D:\Anaconda\envs\wt\python.exe D:\xm\wt\train.py 
swanlab: Tracking run with swanlab version 0.5.7
swanlab: Run data will be saved locally in D:\xm\wt\swanlog\run-20250507_172653-2126b24a
swanlab: 👋 Hi xun, welcome to swanlab!
swanlab: Syncing run Qwen/Qwen2-VL-2B-Instruct to the cloud
swanlab: 🏠 View project at https://swanlab.cn/@xun/qwen-finetune
swanlab: 🚀 View run at https://swanlab.cn/@xun/qwen-finetune/runs/ybsxv8axwjtlelg87rmm0
2025-05-07 17:26:54,534 - modelscope - WARNING - Using branch: master as version is unstable, use with caution
The argument `trust_remote_code` is to be used with Auto classes. It has no effect here and is ignored.
`Qwen2VLRotaryEmbedding` can now be fully parameterized by passing the model config through the `config` argument.

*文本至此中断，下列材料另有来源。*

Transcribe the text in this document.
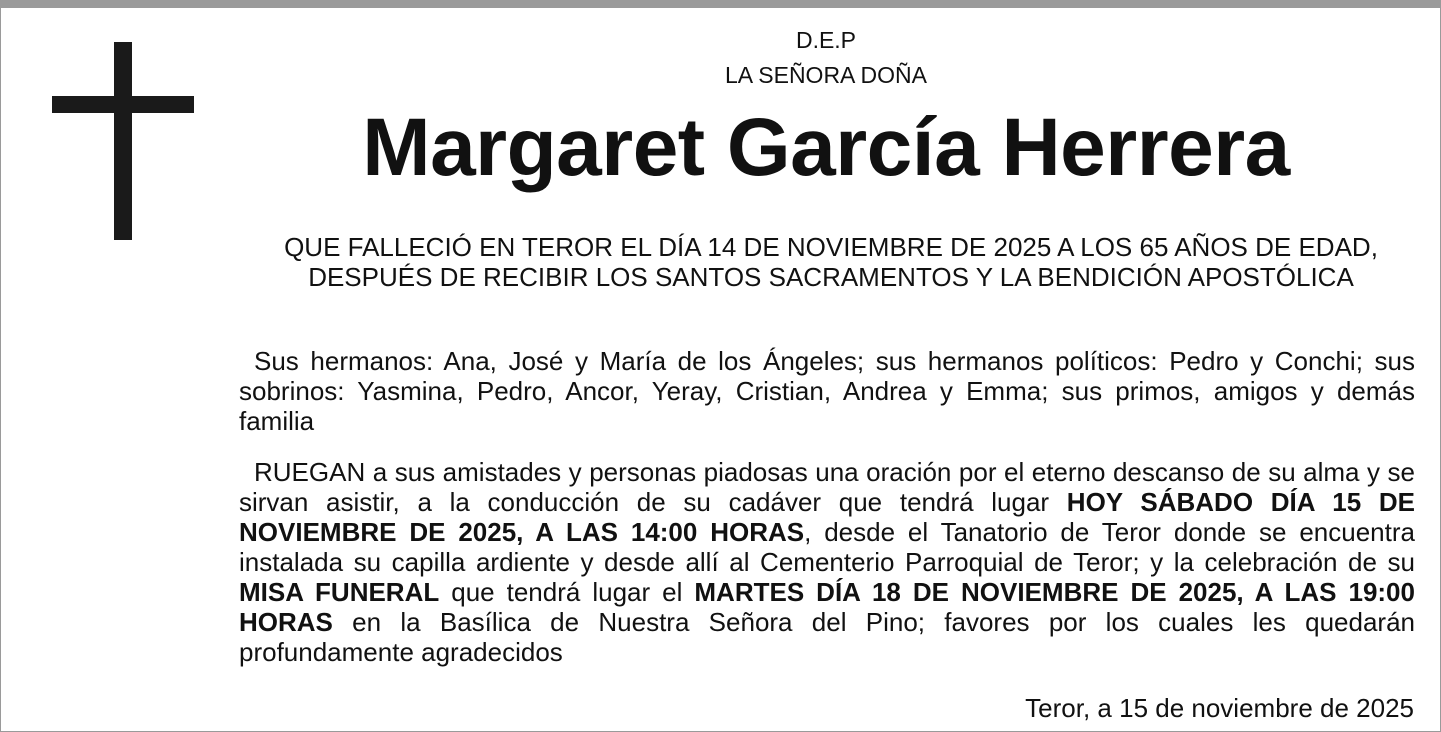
D.E.P
LA SEÑORA DOÑA
Margaret García Herrera
QUE FALLECIÓ EN TEROR EL DÍA 14 DE NOVIEMBRE DE 2025 A LOS 65 AÑOS DE EDAD, DESPUÉS DE RECIBIR LOS SANTOS SACRAMENTOS Y LA BENDICIÓN APOSTÓLICA
Sus hermanos: Ana, José y María de los Ángeles; sus hermanos políticos: Pedro y Conchi; sus sobrinos: Yasmina, Pedro, Ancor, Yeray, Cristian, Andrea y Emma; sus primos, amigos y demás familia
RUEGAN a sus amistades y personas piadosas una oración por el eterno descanso de su alma y se sirvan asistir, a la conducción de su cadáver que tendrá lugar HOY SÁBADO DÍA 15 DE NOVIEMBRE DE 2025, A LAS 14:00 HORAS, desde el Tanatorio de Teror donde se encuentra instalada su capilla ardiente y desde allí al Cementerio Parroquial de Teror; y la celebración de su MISA FUNERAL que tendrá lugar el MARTES DÍA 18 DE NOVIEMBRE DE 2025, A LAS 19:00 HORAS en la Basílica de Nuestra Señora del Pino; favores por los cuales les quedarán profundamente agradecidos
Teror, a 15 de noviembre de 2025
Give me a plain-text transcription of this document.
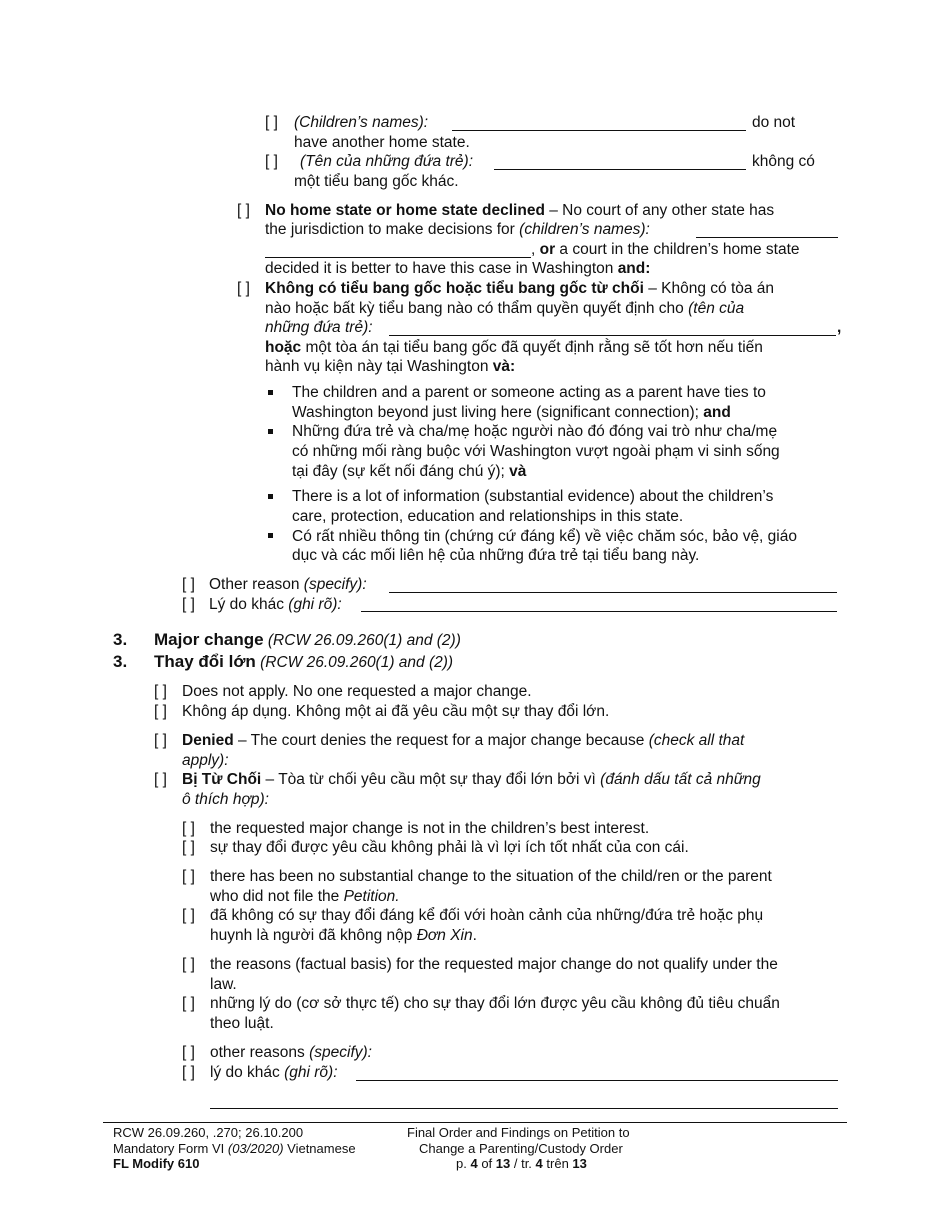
[ ] (Children’s names):	do not
have another home state.
[ ] (Tên của những đứa trẻ):	không có
một tiểu bang gốc khác.
[ ] No home state or home state declined – No court of any other state has
the jurisdiction to make decisions for (children’s names):
, or a court in the children’s home state
decided it is better to have this case in Washington and:
[ ] Không có tiểu bang gốc hoặc tiểu bang gốc từ chối – Không có tòa án
nào hoặc bất kỳ tiểu bang nào có thẩm quyền quyết định cho (tên của
những đứa trẻ):	,
hoặc một tòa án tại tiểu bang gốc đã quyết định rằng sẽ tốt hơn nếu tiến
hành vụ kiện này tại Washington và:
The children and a parent or someone acting as a parent have ties to
Washington beyond just living here (significant connection); and
Những đứa trẻ và cha/mẹ hoặc người nào đó đóng vai trò như cha/mẹ
có những mối ràng buộc với Washington vượt ngoài phạm vi sinh sống
tại đây (sự kết nối đáng chú ý); và
There is a lot of information (substantial evidence) about the children’s
care, protection, education and relationships in this state.
Có rất nhiều thông tin (chứng cứ đáng kể) về việc chăm sóc, bảo vệ, giáo
dục và các mối liên hệ của những đứa trẻ tại tiểu bang này.
[ ] Other reason (specify):
[ ] Lý do khác (ghi rõ):
3. Major change (RCW 26.09.260(1) and (2))
3. Thay đổi lớn (RCW 26.09.260(1) and (2))
[ ] Does not apply. No one requested a major change.
[ ] Không áp dụng. Không một ai đã yêu cầu một sự thay đổi lớn.
[ ] Denied – The court denies the request for a major change because (check all that
apply):
[ ] Bị Từ Chối – Tòa từ chối yêu cầu một sự thay đổi lớn bởi vì (đánh dấu tất cả những
ô thích hợp):
[ ] the requested major change is not in the children’s best interest.
[ ] sự thay đổi được yêu cầu không phải là vì lợi ích tốt nhất của con cái.
[ ] there has been no substantial change to the situation of the child/ren or the parent
who did not file the Petition.
[ ] đã không có sự thay đổi đáng kể đối với hoàn cảnh của những/đứa trẻ hoặc phụ
huynh là người đã không nộp Đơn Xin.
[ ] the reasons (factual basis) for the requested major change do not qualify under the
law.
[ ] những lý do (cơ sở thực tế) cho sự thay đổi lớn được yêu cầu không đủ tiêu chuẩn
theo luật.
[ ] other reasons (specify):
[ ] lý do khác (ghi rõ):
RCW 26.09.260, .270; 26.10.200
Mandatory Form VI (03/2020) Vietnamese
FL Modify 610
Final Order and Findings on Petition to
Change a Parenting/Custody Order
p. 4 of 13 / tr. 4 trên 13
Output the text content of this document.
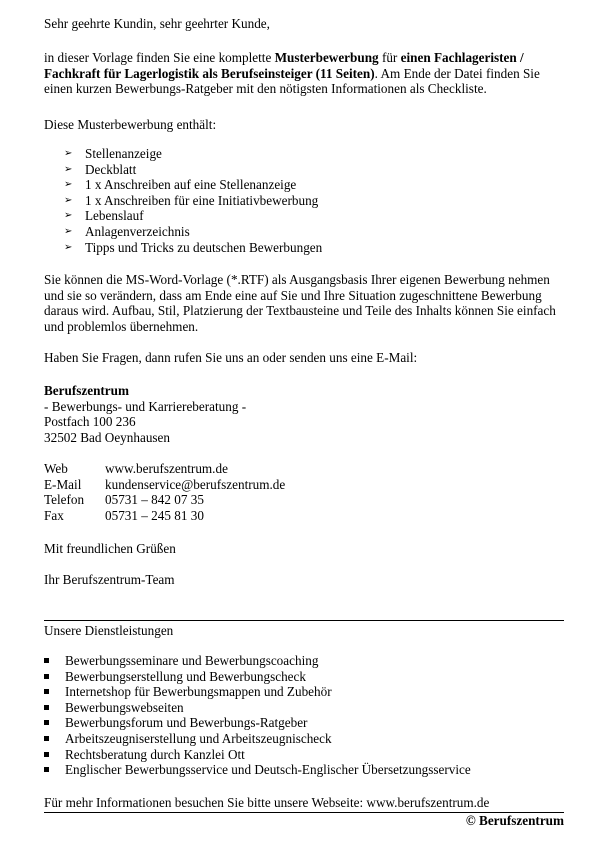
Sehr geehrte Kundin, sehr geehrter Kunde,

in dieser Vorlage finden Sie eine komplette Musterbewerbung für einen Fachlageristen / Fachkraft für Lagerlogistik als Berufseinsteiger (11 Seiten). Am Ende der Datei finden Sie einen kurzen Bewerbungs-Ratgeber mit den nötigsten Informationen als Checkliste.

Diese Musterbewerbung enthält:

➢ Stellenanzeige
➢ Deckblatt
➢ 1 x Anschreiben auf eine Stellenanzeige
➢ 1 x Anschreiben für eine Initiativbewerbung
➢ Lebenslauf
➢ Anlagenverzeichnis
➢ Tipps und Tricks zu deutschen Bewerbungen

Sie können die MS-Word-Vorlage (*.RTF) als Ausgangsbasis Ihrer eigenen Bewerbung nehmen und sie so verändern, dass am Ende eine auf Sie und Ihre Situation zugeschnittene Bewerbung daraus wird. Aufbau, Stil, Platzierung der Textbausteine und Teile des Inhalts können Sie einfach und problemlos übernehmen.

Haben Sie Fragen, dann rufen Sie uns an oder senden uns eine E-Mail:

Berufszentrum
- Bewerbungs- und Karriereberatung -
Postfach 100 236
32502 Bad Oeynhausen
Web	www.berufszentrum.de
E-Mail kundenservice@berufszentrum.de
Telefon 05731 – 842 07 35
Fax	05731 – 245 81 30

Mit freundlichen Grüßen

Ihr Berufszentrum-Team

Unsere Dienstleistungen

Bewerbungsseminare und Bewerbungscoaching
Bewerbungserstellung und Bewerbungscheck
Internetshop für Bewerbungsmappen und Zubehör
Bewerbungswebseiten
Bewerbungsforum und Bewerbungs-Ratgeber
Arbeitszeugniserstellung und Arbeitszeugnischeck
Rechtsberatung durch Kanzlei Ott
Englischer Bewerbungsservice und Deutsch-Englischer Übersetzungsservice

Für mehr Informationen besuchen Sie bitte unsere Webseite: www.berufszentrum.de

© Berufszentrum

All other arguments will be removed in v4.46
Loading checkpoint shards: 100%|██████████| 2/2 [00:00<00:00,  9.83it/s]
Generating train split: 819 examples [00:00, 34821.44 examples/s]
Map:   7%|▋         | 57/819 [00:09<02:11,  5.81 examples/s]
swanlab: Error happened while training
swanlab: 🏠 View project at https://swanlab.cn/@xun/qwen-finetune
swanlab: 🚀 View run at https://swanlab.cn/@xun/qwen-finetune/runs/ybsxv8axwjtlelg87rmm0
  File "D:\xm\wt\train.py", line 146, in <module>
    train_dataset = train_ds.map(process_func)
  File "D:\Anaconda\envs\wt\lib\site-packages\datasets\arrow_dataset.py", line 557, in wrapper
    out: Union["Dataset", "DatasetDict"] = func(self, *args, **kwargs)
  File "D:\Anaconda\envs\wt\lib\site-packages\datasets\arrow_dataset.py", line 3079, in map
    for rank, done, content in Dataset._map_single(**dataset_kwargs):
  File "D:\Anaconda\envs\wt\lib\site-packages\datasets\arrow_dataset.py", line 3501, in _map_single
    for i, example in iter_outputs(shard_iterable):
  File "D:\Anaconda\envs\wt\lib\site-packages\datasets\arrow_dataset.py", line 3475, in iter_outputs
    yield i, apply_function(example, i, offset=offset)
  File "D:\Anaconda\envs\wt\lib\site-packages\datasets\arrow_dataset.py", line 3398, in apply_function
    processed_inputs = function(*fn_args, *additional_args, **fn_kwargs)
  File "D:\xm\wt\train.py", line 56, in process_func
    image_inputs, video_inputs = process_vision_info(messages)  # 获取数据数据(预处理过)
  File "D:\Anaconda\envs\wt\lib\site-packages\qwen_vl_utils\vision_process.py", line 330, in process_vision_info
    image_inputs.append(fetch_image(vision_info))
  File "D:\Anaconda\envs\wt\lib\site-packages\qwen_vl_utils\vision_process.py", line 91, in fetch_image
    image_obj = Image.open(requests.get(image, stream=True).raw)
  File "D:\Anaconda\envs\wt\lib\site-packages\PIL\Image.py", line 3572, in open
    raise UnidentifiedImageError(msg)
cannot identify image file <_io.BytesIO object at 0x0000029BEBD236A0>



是数据集格式有问题吗,标准的格式是什么样子的?

  • 写回答

3条回答 默认 最新

  • 宝码香车 优质创作者: JavaScript技术领域 2025-05-07 17:56
    关注

    让【宝码香车】来帮你解答,本回答参考DeepSeek编写,并整理提供。
    如果还有疑问可以点击头像关注私信或评论。如果答案让您满意,请采纳、点赞、关注,非常感谢!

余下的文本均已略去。